In another report, AdWords client Shane Garrett, CEO of JustFlowers, pointed out that even when Web users do click on an ad, the cost-per-click generally is less than with paid search, thanks to Google's pricing system, which effectively assigns each click a value based on factors such as where the listing appears and on which portion of the site.

"Thirty percent of our clicks come through AdSense content sites," he said in the report, adding that his business sees the branding benefits of AdWords for content, too. "We're probably getting view-through business from millions of free impressions on the Google network."

Eric Frenchman, vice president of online advertising for financial services firm Harrisdirect, noted in its report that most of Harrisdirect's impressions come from AdSense publishers. "In June 2004, 16 percent of my clicks were from content pages," he said.
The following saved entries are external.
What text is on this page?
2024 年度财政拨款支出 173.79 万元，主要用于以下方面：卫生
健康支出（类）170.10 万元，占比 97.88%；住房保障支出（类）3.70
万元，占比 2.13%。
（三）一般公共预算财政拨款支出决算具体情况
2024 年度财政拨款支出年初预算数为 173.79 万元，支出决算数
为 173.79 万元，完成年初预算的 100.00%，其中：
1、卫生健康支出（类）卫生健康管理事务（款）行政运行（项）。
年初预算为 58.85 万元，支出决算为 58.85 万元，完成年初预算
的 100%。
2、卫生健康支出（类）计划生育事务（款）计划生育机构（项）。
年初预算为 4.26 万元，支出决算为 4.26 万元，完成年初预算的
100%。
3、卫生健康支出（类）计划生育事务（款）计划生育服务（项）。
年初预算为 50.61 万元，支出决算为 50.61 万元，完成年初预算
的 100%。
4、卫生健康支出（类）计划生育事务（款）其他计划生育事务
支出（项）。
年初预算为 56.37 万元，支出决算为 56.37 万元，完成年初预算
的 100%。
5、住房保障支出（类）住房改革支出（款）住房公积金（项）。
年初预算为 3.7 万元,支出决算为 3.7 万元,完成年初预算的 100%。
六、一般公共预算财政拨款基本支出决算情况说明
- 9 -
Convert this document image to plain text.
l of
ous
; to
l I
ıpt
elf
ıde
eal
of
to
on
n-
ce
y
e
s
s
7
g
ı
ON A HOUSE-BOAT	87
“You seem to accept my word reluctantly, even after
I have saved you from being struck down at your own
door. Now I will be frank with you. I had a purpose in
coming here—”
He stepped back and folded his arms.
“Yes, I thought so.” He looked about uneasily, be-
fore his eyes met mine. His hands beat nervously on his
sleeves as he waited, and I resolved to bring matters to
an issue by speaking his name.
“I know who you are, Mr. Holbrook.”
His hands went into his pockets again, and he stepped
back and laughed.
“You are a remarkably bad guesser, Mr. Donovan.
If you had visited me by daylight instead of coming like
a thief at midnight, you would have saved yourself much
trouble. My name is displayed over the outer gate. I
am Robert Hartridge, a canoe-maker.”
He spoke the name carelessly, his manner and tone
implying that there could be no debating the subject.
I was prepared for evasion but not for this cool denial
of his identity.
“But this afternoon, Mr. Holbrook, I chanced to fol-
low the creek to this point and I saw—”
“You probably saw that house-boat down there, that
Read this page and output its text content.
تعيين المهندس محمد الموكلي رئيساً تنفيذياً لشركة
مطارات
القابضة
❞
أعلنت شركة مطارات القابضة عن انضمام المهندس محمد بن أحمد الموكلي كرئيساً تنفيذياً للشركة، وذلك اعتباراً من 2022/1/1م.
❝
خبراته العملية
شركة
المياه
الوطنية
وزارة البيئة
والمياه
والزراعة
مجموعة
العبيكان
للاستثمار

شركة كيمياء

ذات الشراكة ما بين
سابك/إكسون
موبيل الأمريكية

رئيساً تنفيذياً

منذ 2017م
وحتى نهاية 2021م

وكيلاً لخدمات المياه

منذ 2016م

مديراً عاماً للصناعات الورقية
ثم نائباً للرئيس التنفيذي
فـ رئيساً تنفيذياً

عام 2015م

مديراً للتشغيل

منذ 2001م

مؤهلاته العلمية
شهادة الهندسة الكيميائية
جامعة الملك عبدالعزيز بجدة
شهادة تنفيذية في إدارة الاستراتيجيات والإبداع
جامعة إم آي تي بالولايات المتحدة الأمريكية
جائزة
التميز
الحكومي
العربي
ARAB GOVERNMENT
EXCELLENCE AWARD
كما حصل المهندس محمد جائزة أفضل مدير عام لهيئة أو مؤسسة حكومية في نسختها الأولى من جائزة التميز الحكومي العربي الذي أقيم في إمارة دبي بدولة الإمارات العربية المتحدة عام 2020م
But in a recent Securities and Exchange Commission filing, Google sounded a warning--stating that increased operating costs, coupled with rapid partner expansion, might adversely affect company revenue in the future. In the filing, Google noted that its publisher network has expanded considerably over the last year. As the cost of maintaining its massive distribution network goes up, Google said it will begin to feel a squeeze, because its average revenue share agreement through AdSense is so low.

In fact, JupiterResearch analyst Niki Scevak warned that the contextual ad network model, led by the example of Google's AdSense, is not sustainable with a revenue share that averages of 80-20 in favor of publishers. On his analyst Web log, Scevak writes, "not only are the dollars spent low, but it is a dismal and self-defeating business," primarily because its publisher revenue share agreement averages 20 cents for every dollar paid by advertisers.

However, IndustryBrains, another contextual ad network provider, hopes to avoid the problems facing Google by charging clients a premium for its customizable, targeted services, said Elke Wong, IndustryBrains vice president of marketing and product development. IndustryTargets is usually much more expensive than AdWords, sometimes commanding a $7 or $8 cost-per-click. It also commands a higher revenue share than Google receives for AdSense--usually either 50-50 or 60-40 in favor of publishers, according to Wong.